O Índice de Confiança Empresarial da FGV sintetiza avaliações do quadro presente e expectativas em relação aos três meses seguintes. O indicador de situação atual caiu para 89,9 pontos, com redução de 1,5, e retornou ao nível de novembro. Já o índice de expectativas, com recuo de 2,9 pontos, escorregou para 98,1, o menor patamar desde outubro. 
Em março, os índices de confiança de todos os setores foram menores que no mês anterior. No trimestre, o da indústria avançou 0,5 ponto, enquanto os de serviços, comércio e construção recuaram. Todos continuaram abaixo de 100, linha divisória entre expectativas positivas e negativas. O “otimismo” abaixo de 100 corresponde a uma avaliação menos negativa de uma situação presente ou esperada. 
A piora das expectativas em relação ao desempenho da economia vem sendo mostrada há semanas pelo boletim Focus, atualizado semanalmente pelo BC e baseado em consultas a cerca de cem instituições financeiras e consultorias. Em um mês caiu de 2,30% para 1,98% a mediana das projeções de crescimento do Produto Interno Bruto (PIB) em 2019, segundo os números divulgados nesta segunda-feira. Na segunda-feira anterior, o número apresentado foi 2,01%.
Na semana passada o BC e o Instituto de Pesquisa Econômica Aplicada (Ipea) também divulgaram suas novas projeções para este ano. Nos dois casos o crescimento estimado para a expansão do PIB caiu para 2%. 

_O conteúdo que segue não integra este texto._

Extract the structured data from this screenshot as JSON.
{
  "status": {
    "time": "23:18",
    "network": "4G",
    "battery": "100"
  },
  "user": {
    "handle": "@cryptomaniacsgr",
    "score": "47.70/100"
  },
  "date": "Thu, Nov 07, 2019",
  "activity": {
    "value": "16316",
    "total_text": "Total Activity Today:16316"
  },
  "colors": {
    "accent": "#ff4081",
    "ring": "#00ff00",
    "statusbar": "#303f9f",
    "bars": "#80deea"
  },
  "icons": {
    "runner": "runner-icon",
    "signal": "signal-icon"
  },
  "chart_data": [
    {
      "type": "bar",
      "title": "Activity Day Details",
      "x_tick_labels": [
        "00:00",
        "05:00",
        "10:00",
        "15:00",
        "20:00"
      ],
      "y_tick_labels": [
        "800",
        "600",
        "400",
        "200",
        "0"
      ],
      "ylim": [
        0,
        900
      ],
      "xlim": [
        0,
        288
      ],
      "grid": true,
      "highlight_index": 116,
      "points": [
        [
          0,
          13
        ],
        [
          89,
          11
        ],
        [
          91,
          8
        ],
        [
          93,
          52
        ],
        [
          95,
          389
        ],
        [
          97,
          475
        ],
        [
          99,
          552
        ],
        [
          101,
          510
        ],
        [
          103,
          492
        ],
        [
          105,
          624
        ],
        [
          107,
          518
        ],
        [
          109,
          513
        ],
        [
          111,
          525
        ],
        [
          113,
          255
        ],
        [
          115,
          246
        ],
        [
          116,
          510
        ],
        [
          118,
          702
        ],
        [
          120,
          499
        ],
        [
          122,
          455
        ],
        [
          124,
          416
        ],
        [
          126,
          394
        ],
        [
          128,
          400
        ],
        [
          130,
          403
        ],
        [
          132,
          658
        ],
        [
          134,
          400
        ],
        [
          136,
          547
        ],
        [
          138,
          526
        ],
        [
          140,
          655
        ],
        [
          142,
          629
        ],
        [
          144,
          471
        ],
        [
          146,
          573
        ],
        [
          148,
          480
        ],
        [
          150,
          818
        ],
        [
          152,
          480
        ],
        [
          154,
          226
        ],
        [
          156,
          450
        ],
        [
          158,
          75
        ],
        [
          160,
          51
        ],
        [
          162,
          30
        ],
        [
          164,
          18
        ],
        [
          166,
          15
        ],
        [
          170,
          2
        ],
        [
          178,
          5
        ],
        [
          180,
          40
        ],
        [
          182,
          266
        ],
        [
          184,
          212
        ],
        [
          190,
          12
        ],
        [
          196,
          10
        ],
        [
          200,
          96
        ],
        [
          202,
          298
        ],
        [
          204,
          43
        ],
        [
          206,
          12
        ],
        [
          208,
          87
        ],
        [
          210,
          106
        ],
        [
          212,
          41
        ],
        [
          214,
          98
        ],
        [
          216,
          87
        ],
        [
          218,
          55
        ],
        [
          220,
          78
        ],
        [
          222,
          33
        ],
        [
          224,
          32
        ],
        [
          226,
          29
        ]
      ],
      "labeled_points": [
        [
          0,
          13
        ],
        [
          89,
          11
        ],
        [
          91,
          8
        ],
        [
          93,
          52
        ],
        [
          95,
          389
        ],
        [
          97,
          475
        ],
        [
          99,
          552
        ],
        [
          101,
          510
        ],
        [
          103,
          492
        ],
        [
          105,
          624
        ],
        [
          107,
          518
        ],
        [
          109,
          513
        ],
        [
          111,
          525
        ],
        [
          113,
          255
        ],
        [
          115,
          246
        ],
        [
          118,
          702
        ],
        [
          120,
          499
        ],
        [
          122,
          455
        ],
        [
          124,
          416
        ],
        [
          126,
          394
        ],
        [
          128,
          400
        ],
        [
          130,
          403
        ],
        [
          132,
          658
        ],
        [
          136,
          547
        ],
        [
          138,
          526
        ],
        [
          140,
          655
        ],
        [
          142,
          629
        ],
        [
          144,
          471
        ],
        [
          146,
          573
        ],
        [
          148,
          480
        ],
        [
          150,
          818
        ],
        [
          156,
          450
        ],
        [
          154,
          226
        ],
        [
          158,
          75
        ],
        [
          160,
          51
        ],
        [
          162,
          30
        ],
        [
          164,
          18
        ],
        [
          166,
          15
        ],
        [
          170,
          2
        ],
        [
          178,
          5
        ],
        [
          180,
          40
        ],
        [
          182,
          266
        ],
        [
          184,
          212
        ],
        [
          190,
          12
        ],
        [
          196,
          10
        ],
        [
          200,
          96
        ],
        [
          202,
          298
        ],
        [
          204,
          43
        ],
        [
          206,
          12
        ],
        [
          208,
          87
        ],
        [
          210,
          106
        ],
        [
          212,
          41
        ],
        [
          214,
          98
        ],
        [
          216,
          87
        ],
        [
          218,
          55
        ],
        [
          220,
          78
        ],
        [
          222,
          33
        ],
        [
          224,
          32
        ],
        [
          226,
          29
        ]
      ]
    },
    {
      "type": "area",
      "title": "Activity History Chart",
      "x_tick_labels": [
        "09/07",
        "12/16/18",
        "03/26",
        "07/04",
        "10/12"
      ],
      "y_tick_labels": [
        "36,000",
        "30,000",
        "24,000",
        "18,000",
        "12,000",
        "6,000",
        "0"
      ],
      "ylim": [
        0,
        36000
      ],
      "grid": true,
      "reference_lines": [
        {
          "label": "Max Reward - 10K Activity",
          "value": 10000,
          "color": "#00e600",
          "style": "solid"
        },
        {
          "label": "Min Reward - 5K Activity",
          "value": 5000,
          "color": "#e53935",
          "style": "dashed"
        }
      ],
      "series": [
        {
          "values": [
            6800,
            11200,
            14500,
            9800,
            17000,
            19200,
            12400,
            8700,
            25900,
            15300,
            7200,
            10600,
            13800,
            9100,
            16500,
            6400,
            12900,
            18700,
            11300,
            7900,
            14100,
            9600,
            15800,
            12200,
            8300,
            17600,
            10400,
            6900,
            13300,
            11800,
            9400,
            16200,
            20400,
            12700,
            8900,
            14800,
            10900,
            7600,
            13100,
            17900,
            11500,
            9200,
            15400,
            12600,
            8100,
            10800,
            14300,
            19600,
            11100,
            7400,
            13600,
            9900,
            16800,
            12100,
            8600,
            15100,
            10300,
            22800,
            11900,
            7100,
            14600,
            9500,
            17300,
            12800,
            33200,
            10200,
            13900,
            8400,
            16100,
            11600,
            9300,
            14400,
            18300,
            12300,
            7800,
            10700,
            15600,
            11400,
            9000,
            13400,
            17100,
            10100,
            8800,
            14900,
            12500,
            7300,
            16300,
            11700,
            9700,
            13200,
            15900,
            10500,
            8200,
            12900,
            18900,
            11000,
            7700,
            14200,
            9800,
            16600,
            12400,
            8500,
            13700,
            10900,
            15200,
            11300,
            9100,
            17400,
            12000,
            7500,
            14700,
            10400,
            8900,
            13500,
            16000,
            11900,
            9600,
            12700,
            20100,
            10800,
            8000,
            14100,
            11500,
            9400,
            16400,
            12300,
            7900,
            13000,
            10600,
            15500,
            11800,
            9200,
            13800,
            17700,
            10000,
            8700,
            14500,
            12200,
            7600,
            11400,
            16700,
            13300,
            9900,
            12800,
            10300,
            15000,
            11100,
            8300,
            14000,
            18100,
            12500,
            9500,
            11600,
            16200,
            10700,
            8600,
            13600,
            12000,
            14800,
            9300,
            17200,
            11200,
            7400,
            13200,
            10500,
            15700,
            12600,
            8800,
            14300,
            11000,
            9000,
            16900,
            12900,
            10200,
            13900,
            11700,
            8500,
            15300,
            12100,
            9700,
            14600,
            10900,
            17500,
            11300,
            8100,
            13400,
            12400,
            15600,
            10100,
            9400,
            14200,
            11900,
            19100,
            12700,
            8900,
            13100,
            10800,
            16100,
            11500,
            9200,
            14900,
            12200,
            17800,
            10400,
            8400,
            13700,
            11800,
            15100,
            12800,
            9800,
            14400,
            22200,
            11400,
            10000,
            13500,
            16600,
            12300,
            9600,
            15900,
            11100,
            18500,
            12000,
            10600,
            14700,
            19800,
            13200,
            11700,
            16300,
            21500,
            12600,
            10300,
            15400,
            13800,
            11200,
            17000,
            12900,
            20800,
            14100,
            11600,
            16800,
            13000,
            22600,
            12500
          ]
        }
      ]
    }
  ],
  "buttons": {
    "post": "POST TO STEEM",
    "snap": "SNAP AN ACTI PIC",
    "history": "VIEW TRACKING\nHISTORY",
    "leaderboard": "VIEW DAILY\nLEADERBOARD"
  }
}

Os números frustrantes do trimestre final de 2018 já indicaram um avanço próximo de 2% em 2019, observou o economista Affonso Celso Pastore num evento promovido pelo Estado. Depois de um primeiro trimestre muito ruim, “com cheiro de crescimento nulo”, as projeções do mercado tendem a convergir para 1,5%, acrescentou. Qualquer otimismo gerado pela aprovação da reforma da Previdência, segundo sua avaliação, só produzirá efeitos em 2020. “Para 2019, com ou sem reforma, o quadro é de crescimento muito baixo”, concluiu. 
Os economistas consultados na pesquisa Focus também voltaram a diminuir suas projeções para o crescimento industrial. A mediana das estimativas caiu de 2,57% na semana anterior para 2,50%. Um mês antes estava em 2,90%. Baixo crescimento industrial significa expansão econômica de baixa qualidade, com menor criação de empregos formais e menor difusão de tecnologia. 

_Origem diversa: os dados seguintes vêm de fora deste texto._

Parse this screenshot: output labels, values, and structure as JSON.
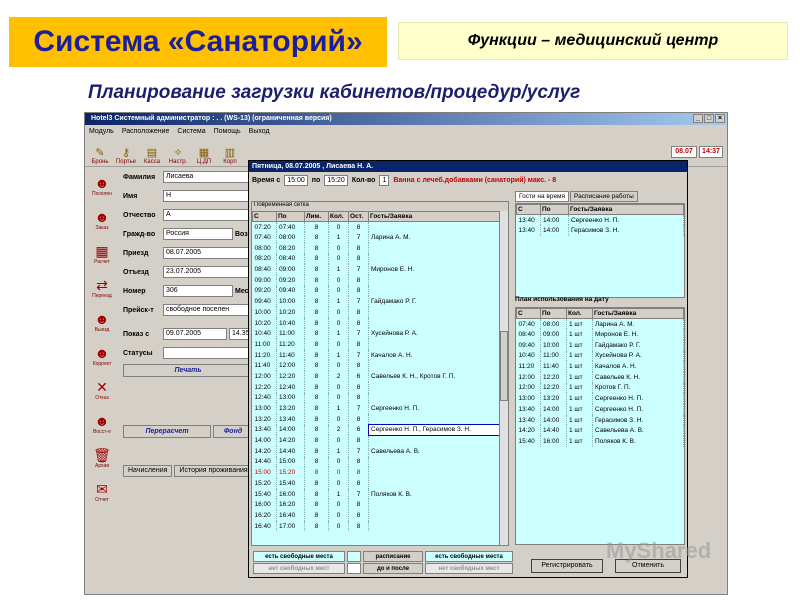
{
  "slide": {
    "title": "Система «Санаторий»",
    "subtitle": "Функции – медицинский центр",
    "heading": "Планирование загрузки кабинетов/процедур/услуг",
    "watermark": "MyShared"
  },
  "app": {
    "titlebar": "Hotel3  Системный администратор : . . (WS-13) (ограниченная версия)",
    "menu": [
      "Модуль",
      "Расположение",
      "Система",
      "Помощь",
      "Выход"
    ],
    "toolbar": [
      "Бронь",
      "Портье",
      "Касса",
      "Настр.",
      "Ц.ДП",
      "Корп"
    ],
    "date": "08.07",
    "time": "14:37",
    "leftbar": [
      "Поселен",
      "Заказ",
      "Расчет",
      "Переезд",
      "Выезд",
      "Коррект",
      "Отказ",
      "Восст-е",
      "Архив",
      "Отчет"
    ],
    "form": {
      "surname_label": "Фамилия",
      "surname": "Лисаева",
      "name_label": "Имя",
      "name": "Н",
      "patronymic_label": "Отчество",
      "patronymic": "А",
      "country_label": "Гражд-во",
      "country": "Россия",
      "country_extra": "Возр",
      "arrival_label": "Приезд",
      "arrival": "08.07.2005",
      "departure_label": "Отъезд",
      "departure": "23.07.2005",
      "room_label": "Номер",
      "room": "306",
      "place_label": "Мест",
      "price_label": "Прейск-т",
      "price": "свободное поселен",
      "show_label": "Показ с",
      "show_date": "09.07.2005",
      "show_time": "14.35",
      "status_label": "Статусы",
      "print": "Печать",
      "recalc": "Перерасчет",
      "fund": "Фонд",
      "tab1": "Начисления",
      "tab2": "История проживания"
    }
  },
  "dialog": {
    "title": "Пятница, 08.07.2005 , Лисаева Н. А.",
    "time_from_label": "Время с",
    "time_from": "15:00",
    "time_to_label": "по",
    "time_to": "15:20",
    "count_label": "Кол-во",
    "count": "1",
    "service": "Ванна с лечеб.добавками (санаторий) макс. - 8",
    "grid_caption": "Повременная сетка",
    "columns": [
      "С",
      "По",
      "Лим.",
      "Кол.",
      "Ост.",
      "Гость/Заявка"
    ],
    "rows": [
      [
        "07:20",
        "07:40",
        "8",
        "0",
        "8",
        ""
      ],
      [
        "07:40",
        "08:00",
        "8",
        "1",
        "7",
        "Ларина А. М."
      ],
      [
        "08:00",
        "08:20",
        "8",
        "0",
        "8",
        ""
      ],
      [
        "08:20",
        "08:40",
        "8",
        "0",
        "8",
        ""
      ],
      [
        "08:40",
        "09:00",
        "8",
        "1",
        "7",
        "Миронов Е. Н."
      ],
      [
        "09:00",
        "09:20",
        "8",
        "0",
        "8",
        ""
      ],
      [
        "09:20",
        "09:40",
        "8",
        "0",
        "8",
        ""
      ],
      [
        "09:40",
        "10:00",
        "8",
        "1",
        "7",
        "Гайдамако Р. Г."
      ],
      [
        "10:00",
        "10:20",
        "8",
        "0",
        "8",
        ""
      ],
      [
        "10:20",
        "10:40",
        "8",
        "0",
        "8",
        ""
      ],
      [
        "10:40",
        "11:00",
        "8",
        "1",
        "7",
        "Хусейнова Р. А."
      ],
      [
        "11:00",
        "11:20",
        "8",
        "0",
        "8",
        ""
      ],
      [
        "11:20",
        "11:40",
        "8",
        "1",
        "7",
        "Качалов А. Н."
      ],
      [
        "11:40",
        "12:00",
        "8",
        "0",
        "8",
        ""
      ],
      [
        "12:00",
        "12:20",
        "8",
        "2",
        "6",
        "Савельев К. Н., Кротов Г. П."
      ],
      [
        "12:20",
        "12:40",
        "8",
        "0",
        "8",
        ""
      ],
      [
        "12:40",
        "13:00",
        "8",
        "0",
        "8",
        ""
      ],
      [
        "13:00",
        "13:20",
        "8",
        "1",
        "7",
        "Сергеенко Н. П."
      ],
      [
        "13:20",
        "13:40",
        "8",
        "0",
        "8",
        ""
      ],
      [
        "13:40",
        "14:00",
        "8",
        "2",
        "6",
        "Сергеенко Н. П., Герасимов З. Н."
      ],
      [
        "14:00",
        "14:20",
        "8",
        "0",
        "8",
        ""
      ],
      [
        "14:20",
        "14:40",
        "8",
        "1",
        "7",
        "Савельева А. В."
      ],
      [
        "14:40",
        "15:00",
        "8",
        "0",
        "8",
        ""
      ],
      [
        "15:00",
        "15:20",
        "8",
        "0",
        "8",
        ""
      ],
      [
        "15:20",
        "15:40",
        "8",
        "0",
        "8",
        ""
      ],
      [
        "15:40",
        "16:00",
        "8",
        "1",
        "7",
        "Поляков К. В."
      ],
      [
        "16:00",
        "16:20",
        "8",
        "0",
        "8",
        ""
      ],
      [
        "16:20",
        "16:40",
        "8",
        "0",
        "8",
        ""
      ],
      [
        "16:40",
        "17:00",
        "8",
        "0",
        "8",
        ""
      ]
    ],
    "highlight_row": 23,
    "tab_guests": "Гости на время",
    "tab_schedule": "Расписание работы",
    "guests_columns": [
      "С",
      "По",
      "Гость/Заявка"
    ],
    "guests": [
      [
        "13:40",
        "14:00",
        "Сергеенко Н. П."
      ],
      [
        "13:40",
        "14:00",
        "Герасимов З. Н."
      ]
    ],
    "plan_caption": "План использования на дату",
    "plan_columns": [
      "С",
      "По",
      "Кол.",
      "Гость/Заявка"
    ],
    "plan": [
      [
        "07:40",
        "08:00",
        "1 шт",
        "Ларина А. М."
      ],
      [
        "08:40",
        "09:00",
        "1 шт",
        "Миронов Е. Н."
      ],
      [
        "09:40",
        "10:00",
        "1 шт",
        "Гайдамако Р. Г."
      ],
      [
        "10:40",
        "11:00",
        "1 шт",
        "Хусейнова Р. А."
      ],
      [
        "11:20",
        "11:40",
        "1 шт",
        "Качалов А. Н."
      ],
      [
        "12:00",
        "12:20",
        "1 шт",
        "Савельев К. Н."
      ],
      [
        "12:00",
        "12:20",
        "1 шт",
        "Кротов Г. П."
      ],
      [
        "13:00",
        "13:20",
        "1 шт",
        "Сергеенко Н. П."
      ],
      [
        "13:40",
        "14:00",
        "1 шт",
        "Сергеенко Н. П."
      ],
      [
        "13:40",
        "14:00",
        "1 шт",
        "Герасимов З. Н."
      ],
      [
        "14:20",
        "14:40",
        "1 шт",
        "Савельева А. В."
      ],
      [
        "15:40",
        "16:00",
        "1 шт",
        "Поляков К. В."
      ]
    ],
    "legend": {
      "free": "есть свободные места",
      "nofree": "нет свободных мест",
      "schedule": "расписание",
      "before_after": "до и после",
      "free2": "есть свободные места",
      "nofree2": "нет свободных мест"
    },
    "register": "Регистрировать",
    "cancel": "Отменить"
  }
}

Ganhos de produtividade podem ocorrer na agropecuária, mas neste ano as perspectivas do setor também são de crescimento modesto. Concessões na área de infraestrutura poderão animar segmentos da indústria, mas a transmissão do estímulo tomará algum tempo. Se a confiança continuar escassa, nem a retomada no próximo ano estará garantida.